E quais são seus próximos projetos?

Recentemente ganhei apoios para dois projetos, um se chama Quatro histórias e meia – ainda é um nome provisório. É uma retomada da relação com os índios da tribo que fez comigo Brava gente brasileira. Eu quero falar das mudanças que ocorreram nesse período sem forçar julgamentos – são quatro personagens e um que já morreu. A produção de Brava gente brasileira foi a que mais mexeu comigo, então eu quero voltar a trabalhar com tudo aquilo. O outro projeto se chama O corpo e a palavra, e começou quando eu ganhei um prêmio em Gramado, que me deu um monte de latas em 35mm. Achei que era a minha última chance de filmar em 35mm, então pensei em filmar dois espetáculos, um da Angel Vianna e outro da Fernanda Montenegro – é um projeto sobre o ciclo da vida, então eu não quero cair nem na lamentação da velhice, nem no oba-oba. Também tenho pensado em um filme de ficção falando do Rio de Janeiro do tempo do Lima Barreto e dos dias de hoje.


Filmes faróis

O encouraçado Potemkim, de Sergei Einsenstein
Foi um dos filmes que me formaram na minha adolescência.
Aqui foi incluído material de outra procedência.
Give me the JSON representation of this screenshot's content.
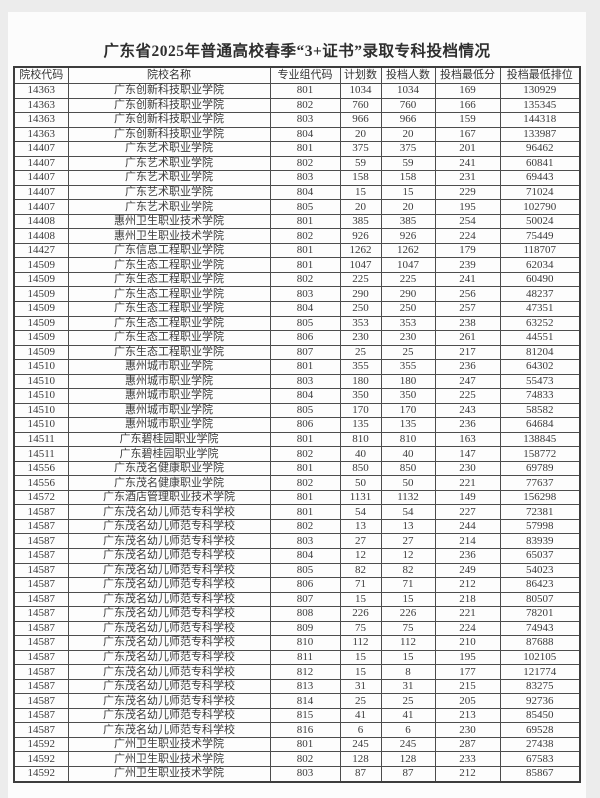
{
  "page": {
    "title": "广东省2025年普通高校春季“3+证书”录取专科投档情况"
  },
  "colors": {
    "canvas_bg": "#ececec",
    "page_bg": "#fcfcfc",
    "border": "#4d4d4d",
    "text": "#3b3b3b"
  },
  "table": {
    "headers": [
      "院校代码",
      "院校名称",
      "专业组代码",
      "计划数",
      "投档人数",
      "投档最低分",
      "投档最低排位"
    ],
    "rows": [
      [
        "14363",
        "广东创新科技职业学院",
        "801",
        "1034",
        "1034",
        "169",
        "130929"
      ],
      [
        "14363",
        "广东创新科技职业学院",
        "802",
        "760",
        "760",
        "166",
        "135345"
      ],
      [
        "14363",
        "广东创新科技职业学院",
        "803",
        "966",
        "966",
        "159",
        "144318"
      ],
      [
        "14363",
        "广东创新科技职业学院",
        "804",
        "20",
        "20",
        "167",
        "133987"
      ],
      [
        "14407",
        "广东艺术职业学院",
        "801",
        "375",
        "375",
        "201",
        "96462"
      ],
      [
        "14407",
        "广东艺术职业学院",
        "802",
        "59",
        "59",
        "241",
        "60841"
      ],
      [
        "14407",
        "广东艺术职业学院",
        "803",
        "158",
        "158",
        "231",
        "69443"
      ],
      [
        "14407",
        "广东艺术职业学院",
        "804",
        "15",
        "15",
        "229",
        "71024"
      ],
      [
        "14407",
        "广东艺术职业学院",
        "805",
        "20",
        "20",
        "195",
        "102790"
      ],
      [
        "14408",
        "惠州卫生职业技术学院",
        "801",
        "385",
        "385",
        "254",
        "50024"
      ],
      [
        "14408",
        "惠州卫生职业技术学院",
        "802",
        "926",
        "926",
        "224",
        "75449"
      ],
      [
        "14427",
        "广东信息工程职业学院",
        "801",
        "1262",
        "1262",
        "179",
        "118707"
      ],
      [
        "14509",
        "广东生态工程职业学院",
        "801",
        "1047",
        "1047",
        "239",
        "62034"
      ],
      [
        "14509",
        "广东生态工程职业学院",
        "802",
        "225",
        "225",
        "241",
        "60490"
      ],
      [
        "14509",
        "广东生态工程职业学院",
        "803",
        "290",
        "290",
        "256",
        "48237"
      ],
      [
        "14509",
        "广东生态工程职业学院",
        "804",
        "250",
        "250",
        "257",
        "47351"
      ],
      [
        "14509",
        "广东生态工程职业学院",
        "805",
        "353",
        "353",
        "238",
        "63252"
      ],
      [
        "14509",
        "广东生态工程职业学院",
        "806",
        "230",
        "230",
        "261",
        "44551"
      ],
      [
        "14509",
        "广东生态工程职业学院",
        "807",
        "25",
        "25",
        "217",
        "81204"
      ],
      [
        "14510",
        "惠州城市职业学院",
        "801",
        "355",
        "355",
        "236",
        "64302"
      ],
      [
        "14510",
        "惠州城市职业学院",
        "803",
        "180",
        "180",
        "247",
        "55473"
      ],
      [
        "14510",
        "惠州城市职业学院",
        "804",
        "350",
        "350",
        "225",
        "74833"
      ],
      [
        "14510",
        "惠州城市职业学院",
        "805",
        "170",
        "170",
        "243",
        "58582"
      ],
      [
        "14510",
        "惠州城市职业学院",
        "806",
        "135",
        "135",
        "236",
        "64684"
      ],
      [
        "14511",
        "广东碧桂园职业学院",
        "801",
        "810",
        "810",
        "163",
        "138845"
      ],
      [
        "14511",
        "广东碧桂园职业学院",
        "802",
        "40",
        "40",
        "147",
        "158772"
      ],
      [
        "14556",
        "广东茂名健康职业学院",
        "801",
        "850",
        "850",
        "230",
        "69789"
      ],
      [
        "14556",
        "广东茂名健康职业学院",
        "802",
        "50",
        "50",
        "221",
        "77637"
      ],
      [
        "14572",
        "广东酒店管理职业技术学院",
        "801",
        "1131",
        "1132",
        "149",
        "156298"
      ],
      [
        "14587",
        "广东茂名幼儿师范专科学校",
        "801",
        "54",
        "54",
        "227",
        "72381"
      ],
      [
        "14587",
        "广东茂名幼儿师范专科学校",
        "802",
        "13",
        "13",
        "244",
        "57998"
      ],
      [
        "14587",
        "广东茂名幼儿师范专科学校",
        "803",
        "27",
        "27",
        "214",
        "83939"
      ],
      [
        "14587",
        "广东茂名幼儿师范专科学校",
        "804",
        "12",
        "12",
        "236",
        "65037"
      ],
      [
        "14587",
        "广东茂名幼儿师范专科学校",
        "805",
        "82",
        "82",
        "249",
        "54023"
      ],
      [
        "14587",
        "广东茂名幼儿师范专科学校",
        "806",
        "71",
        "71",
        "212",
        "86423"
      ],
      [
        "14587",
        "广东茂名幼儿师范专科学校",
        "807",
        "15",
        "15",
        "218",
        "80507"
      ],
      [
        "14587",
        "广东茂名幼儿师范专科学校",
        "808",
        "226",
        "226",
        "221",
        "78201"
      ],
      [
        "14587",
        "广东茂名幼儿师范专科学校",
        "809",
        "75",
        "75",
        "224",
        "74943"
      ],
      [
        "14587",
        "广东茂名幼儿师范专科学校",
        "810",
        "112",
        "112",
        "210",
        "87688"
      ],
      [
        "14587",
        "广东茂名幼儿师范专科学校",
        "811",
        "15",
        "15",
        "195",
        "102105"
      ],
      [
        "14587",
        "广东茂名幼儿师范专科学校",
        "812",
        "15",
        "8",
        "177",
        "121774"
      ],
      [
        "14587",
        "广东茂名幼儿师范专科学校",
        "813",
        "31",
        "31",
        "215",
        "83275"
      ],
      [
        "14587",
        "广东茂名幼儿师范专科学校",
        "814",
        "25",
        "25",
        "205",
        "92736"
      ],
      [
        "14587",
        "广东茂名幼儿师范专科学校",
        "815",
        "41",
        "41",
        "213",
        "85450"
      ],
      [
        "14587",
        "广东茂名幼儿师范专科学校",
        "816",
        "6",
        "6",
        "230",
        "69528"
      ],
      [
        "14592",
        "广州卫生职业技术学院",
        "801",
        "245",
        "245",
        "287",
        "27438"
      ],
      [
        "14592",
        "广州卫生职业技术学院",
        "802",
        "128",
        "128",
        "233",
        "67583"
      ],
      [
        "14592",
        "广州卫生职业技术学院",
        "803",
        "87",
        "87",
        "212",
        "85867"
      ]
    ]
  }
}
Roma cidade aberta, de Roberto Rosselini
Se eu tenho que escolher um filme neo-realista para essa lista, é esse.

Rocco e seus irmãos, de Luchino Visconti
É a questão familiar e a política, uma análise da luta de classes incrível.

A guerra acabou, de Alain Resnais
A questão da ética na política já estava toda aqui.

Hiroshima mon amour, de Alain Resnais
Eu fui da Geração Paissandu, e esse filme conjugava com muita força a história íntima dos personagens e a memória da guerra.

Viridiana, de Luís Buñuel
Um filme que não é complacente com a caridade e com as classes populares.

Belle de jour, de Luís Buñuel
Para uma menina de classe média que tinha acabado de perder a virgindade, esse filme era tudo!

A regra do jogo, de Jean Renoir
Acho que é o grande filme da minha vida, é o grande retrato da vida burguesa.

Deus e o diabo na terra do sol, de Glauber Rocha
Foi um filme que eu vi quando estreou, toda a minha geração recebeu o impacto desse filme.

O bandido da luz vermelha, de Rogério Sganzerla
Foi o último filme que vi antes de entrar de vez na vida clandestina e depois passar um período na cadeia. Só voltei a ver outro filme seis anos depois.

Lúcia Murat


Entrevista publicada na Filme Cultura nº 60, de julho de 2013.